I am looking for a kick in the right direction. What i am trying to do is to compute "similarity" between two graphs, where I define "similarity" as the number of shared paths.

example:

G1:   
A - B - C - D
 \     /
    G

G2:  
A - G - C - K - B 

G1 and G2 have similarity 3 (A - G - C) What I am interested in are examples for this particular problem. how is it described. how hard it is to compute? if it is NP-hard is there an approximated solution and how is it computed?

Anything that can be interpreted as a kick in the right direction is welcomed.

thank you

Answer 1

I would try to group your paths in such a way that if two paths can equal each other they end up in the same group. A "can-equal" test, if you will, that you can apply in a single pass through the edges of each graph. It's much better to have a bunch of little groups to cross-product compare with each other than to have one big group.

To group them, I don't know if you can compute a hashcode, or if the nodes have coordinates that can be compared, or the edges have slopes that can be compared, or what. But I think the first step is to try to limit the number of items you have to compare with other items. If you are looking at a general-case solution that applies to any graph without knowing anything about the items in that graph, you either have to model a way for the implementation of that graph to specify some sort of ordering or partitioning, or I think you are out of luck.

Hmm... That sounds a lot like "Use a Hash Table." But how? I think "similar" paths must mean edges between "equal" nodes for some definition of "similar" and "equals."

Load the nodes of each graph into a hashtable/set (one pass through each graph). Then pick the smaller hashtable, and for each node see if it has a corresponding node in the other hashtable. You don't need to consider any nodes that fail this test or any edges that touch nodes that fail that test. Now you only have edges that are contained in both graphs and maybe the size of that set is the similarity value you are looking for? Or maybe it's the largest sub-graph of edges meeting this criteria which is your score?

I think you could still be in the case were a tiny part of an enormous problem is still too big to be practically solvable. But in some cases, this may narrow down the problem enough to make it solvable.

This is my first time attempting an answer in this forum, so I hope that it is helpful.

Answer 2

One popular metric is edit distance.

Although for your problem, it seems close to automata intersection.

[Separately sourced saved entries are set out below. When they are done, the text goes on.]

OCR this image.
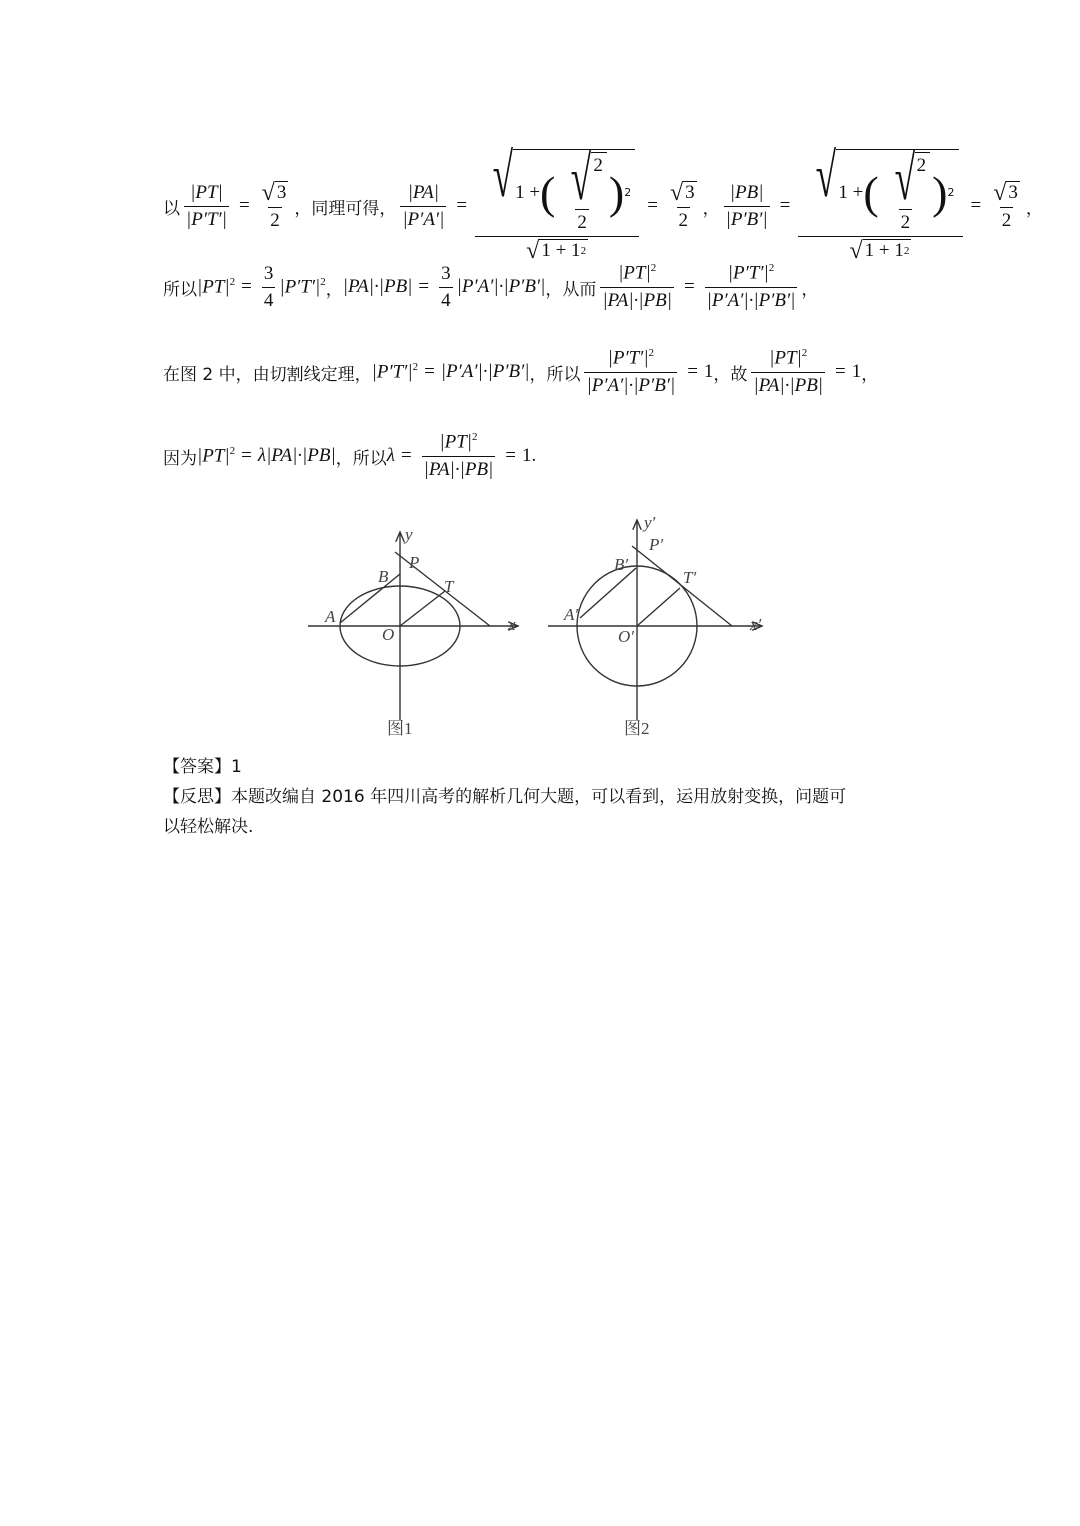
以 $\frac{|PT|}{|P'T'|} = \frac{√ 3}{2}$ ，同理可得， $\frac{|PA|}{|P'A'|} = \frac{√ 1 + ( \frac{√ 2}{2} ) 2}{√ 1 + 1 2} = \frac{√ 3}{2}$ ， $\frac{|PB|}{|P'B'|} = \frac{√ 1 + ( \frac{√ 2}{2} ) 2}{√ 1 + 1 2} = \frac{√ 3}{2}$ ，
所以 $|PT|^2 = \frac{3}{4} |P'T'|^2$ ， $|PA|\cdot|PB| = \frac{3}{4} |P'A'|\cdot|P'B'|$ ，从而 $\frac{|PT|^2}{|PA|\cdot|PB|} = \frac{|P'T'|^2}{|P'A'|\cdot|P'B'|}$ ，
在图 2 中，由切割线定理， $|P'T'|^2 = |P'A'|\cdot|P'B'|$ ，所以 $\frac{|P'T'|^2}{|P'A'|\cdot|P'B'|} = 1$ ，故 $\frac{|PT|^2}{|PA|\cdot|PB|} = 1$ ，
因为 $|PT|^2 = \lambda|PA|\cdot|PB|$ ，所以 $\lambda = \frac{|PT|^2}{|PA|\cdot|PB|} = 1$ .
y
x
P
B
T
A
O
图1
y′
x′
P′
B′
T′
A′
O′
图2
【答案】1
【反思】本题改编自 2016 年四川高考的解析几何大题，可以看到，运用放射变换，问题可
以轻松解决.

You start with the empty string then accept a word who's symbols match a path in your graph for both G1 and G2.

Their intersection contains only their shared words.

Answer 3

Both of your graphs have longer paths than the 3-path you show, but you seem to only be matching up paths with identical vertex labels. If so, you should mention in your problem formulation that the labels are important (like instead of looking for similarity between 2 graphs, say 2 labelled graphs. And that you are looking for identically-labelled paths... these are not standard terms, though.)

If this is the correct understanding of your problem, then given your two graphs G1 and G2, create a new graph G3 with vertices from the same set of labels (I notice that your G1 has vertex D while your G2 has vertex K ... if these are different nodes and do not count toward your measure of similarity, then my G3 does not need to include any vertices that are not in one of the initial graphs.)

In G3, only create an edge xy if the edge xy exists in G1 and exists in G2. Otherwise, do not add such an edge. Your problem now asks to find a longest (simple?) path in G3.

That might seem easy for you now, but you should know what any algorithm you write-up for finding the longest path in G3 will likely be exponential time (since finding a longest path is NP-hard as it includes the Hamiltonian Path problem).

At least your G3 will have filtered out vertices and edges that are not common to both G1 and G2, and searching in a single graph should make for neater code than to search through two separate graphs simultaneously.